The costs associated with EDPB-envisioned compliance may render such services inaccessible to European companies, and especially to startups and small and medium-sized enterprises. It is unrealistic to expect that, for every valuable U.S.-produced service, there will be an equally good and as quickly developed fully European alternative. Moreover, major U.S. cloud providers offer entire ecosystems of services that European engineers already accept as technological standards. To force a wholesale transition would require engineers to devote significant time to learning how to use non-U.S. services. Those costs would result in no perceptible benefit for users, relative to a more pragmatic approach to data protection.
In its June 2021 implementing decision on SCCs, the European Commission attempted to find a more pragmatic solution that would not amount to halting transatlantic data flows (or, as argued here, trade in software). The commission’s solution requires private organizations to assess “the laws and practices” of the receiving country, as discussed earlier. But most firms are likely ill suited to undertake such assessments, particularly in light of the potentially crippling liability burden they would face for getting it wrong.
SCCs are currently the only solution, but that situation is untenable. Despite the political will the European Commission and many EU national governments have shown to find a workable solution, there remains a significant risk that national EU courts or other national authorities will soon begin to find SCC-based data transfers to the United States illegal, accompanied by heavy fines. Given that the absolutist interpretation of EU law has no limiting principle, it can be extended to all software—not just to cloud services. Hence, adverse enforcement actions could reach even those who merely use U.S.-made software and do not think of themselves today as transferring personal data to the United States or who rightly consider the risk of compelled or direct access by U.S. authorities to be insignificant.
A lasting solution will probably have to include further concessions from the United States on oversight of intelligence activities, but the effort to extract those concessions will be for naught if the EU Court of Justice does not adopt a pragmatic approach. Some decision-makers in the EU appear opposed to pragmatism. The EDPB recommendations discussed above are an improvement in comparison to an earlier, even more absolutist draft, which was closer to the position taken by the European Parliament in a May 2021 nonbinding resolution.
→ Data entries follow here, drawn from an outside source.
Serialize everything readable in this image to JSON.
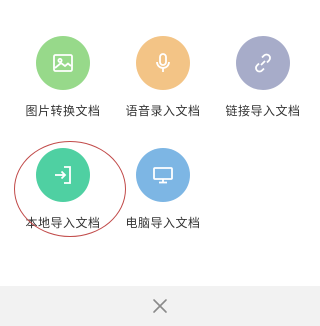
{
  "options": [
    {
      "label": "图片转换文档",
      "icon": "image-icon",
      "color": "#97d98a"
    },
    {
      "label": "语音录入文档",
      "icon": "microphone-icon",
      "color": "#f3c486"
    },
    {
      "label": "链接导入文档",
      "icon": "link-icon",
      "color": "#a7acc9"
    },
    {
      "label": "本地导入文档",
      "icon": "import-file-icon",
      "color": "#4fd0a2",
      "highlighted": true
    },
    {
      "label": "电脑导入文档",
      "icon": "computer-icon",
      "color": "#7db6e4"
    }
  ],
  "footer": {
    "close_icon": "close-icon"
  },
  "annotation_color": "#c14a49"
}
The original position would have stopped data transfers to the United States based on SCCs, even if it were extremely unlikely that data in question would be accessed by U.S. authorities.
Despite these realities, a more pragmatic interpretation of EU law is available and hopefully will be adopted by the Court of Justice in future challenges. It should be noted that the Schrems II decision did not directly assess the U.S. law and practices at the time; it only considered the European Commission’s findings, as reflected in the 2016 Privacy Shield decision. Hence, it is possible that a future assessment of U.S. law and practices would lead (especially if the United States agrees to further changes) to the conclusion that the United States provides an essentially equivalent standard of data protection.
Moreover, aside from the issue of whether U.S. data protection is adequate, EU law can be interpreted more pragmatically regarding technical and other measures that can be used to safeguard data flows, even in cases where there is a nonnegligible risk of interest from U.S. intelligence authorities. Requiring absolute assurance that data could not be exfiltrated is disproportionate and unrealistic—such absolute assurance cannot even be provided by data processors operating entirely within the EU. The EDPB should engage in technically informed dialogue with relevant stakeholders to find a compromise that reflects an appropriate balance between the right to privacy and other values protected by EU law.